A structured three-phase revenue cycle turnaround was implemented: 


Phase 1 — Denial Recovery Sprint (Days 1–60) 


  • 90 days of denied claims pulled and categorized by payer and denial reason 

  • Denial appeal workflow built with assigned ownership and hard deadlines 

  • Root cause analysis implemented to prevent recurring denial patterns 

  • High-value claims with open appeal windows prioritized first 


Result: $47,000 in previously written-off revenue recovered within 60 days. First-pass claim acceptance rate improved from 67% to 89%. 


Phase 2 — A/R Cleanup & Follow-Up System (Days 30–90) 


  • Entire A/R segmented by payer, balance size, and aging bucket 

  • Claims above $500 within timely filing limits prioritized 

  • Weekly reporting accountability introduced for follow-up staff 

  • Payer-specific escalation protocols created for claims beyond 60 days 


Result: A/R beyond 90 days reduced from 38% to 14% — hitting the industry benchmark within 3 months. Average days in A/R dropped from 52 days to 31 days. 


Phase 3 — Front Desk & Patient Collection System (Days 60–180) 

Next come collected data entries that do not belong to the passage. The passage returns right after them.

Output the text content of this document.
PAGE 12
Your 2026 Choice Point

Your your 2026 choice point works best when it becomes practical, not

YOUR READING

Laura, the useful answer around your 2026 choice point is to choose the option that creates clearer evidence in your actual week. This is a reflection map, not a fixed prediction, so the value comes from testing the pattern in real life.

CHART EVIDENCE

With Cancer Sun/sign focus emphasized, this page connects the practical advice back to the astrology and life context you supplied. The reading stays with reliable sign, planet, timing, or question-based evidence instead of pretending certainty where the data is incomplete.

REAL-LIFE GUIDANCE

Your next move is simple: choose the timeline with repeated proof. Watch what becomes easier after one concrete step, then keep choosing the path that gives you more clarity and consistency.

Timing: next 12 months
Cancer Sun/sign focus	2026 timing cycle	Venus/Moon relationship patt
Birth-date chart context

  • Insurance eligibility verified 48 hours before every appointment 

  • Co-pay collection scripting and staff training introduced 

  • Automated patient balance reminders set at 7, 14, and 30 days post-visit 

  • Pre-visit financial counseling added for patients with high estimated balances 


Result: Co-pay collection rate jumped from 61% to 94%. Patient balance collection improved by 38% within 90 days. 


6 Month Results Snapshot 

Metric 

Before 

After 

Industry Benchmark 

Net Collection Rate 

74% 

93% 

95%+ 

First-Pass Claim Rate 

67% 

89% 

95%+ 

A/R Beyond 90 Days 

38% 

14% 

<15% 

Denial Appeal Rate 

11% 

78% 

75%+ 

Co-Pay Collection Rate 

61% 

94% 

90%+ 

Average Days in A/R 

52 days 

31 days 

<35 days 

Revenue Recovered 

— 

$47,000+ 

— 

 

What This Means in Real Dollars 


For a family practice generating $1.2 million annually in gross charges: 


  • At 74% collection → they collect $888,000 

  • At 93% collection → they collect $1,116,000 


That's a difference of $228,000 per year. 


Not from seeing more patients. Not from raising fees. 


Simply fixing the system behind the billing. 


Key Takeaways 


A 74% collection rate doesn't mean patients aren't paying. It means the system isn't built to collect. 


Practices that outsource their revenue cycle management report: 


  • 18% higher collection rates on average — MGMA 

  • 30% reduction in administrative overhead 

  • 25% faster average days in A/R resolution 


Three things every practice should act on today: 


  • Work your denials — 65% go untouched. Every unworked denial is a revenue you've already earned but haven't collected. 

  • Clean your A/R — anything beyond 90 days is losing collectability every single week. 

  • Collect at the point of service — it is 3x more effective than billing after the visit. 


Revenue cycle performance isn't about working harder. It's about building the right system, and having the right support behind it.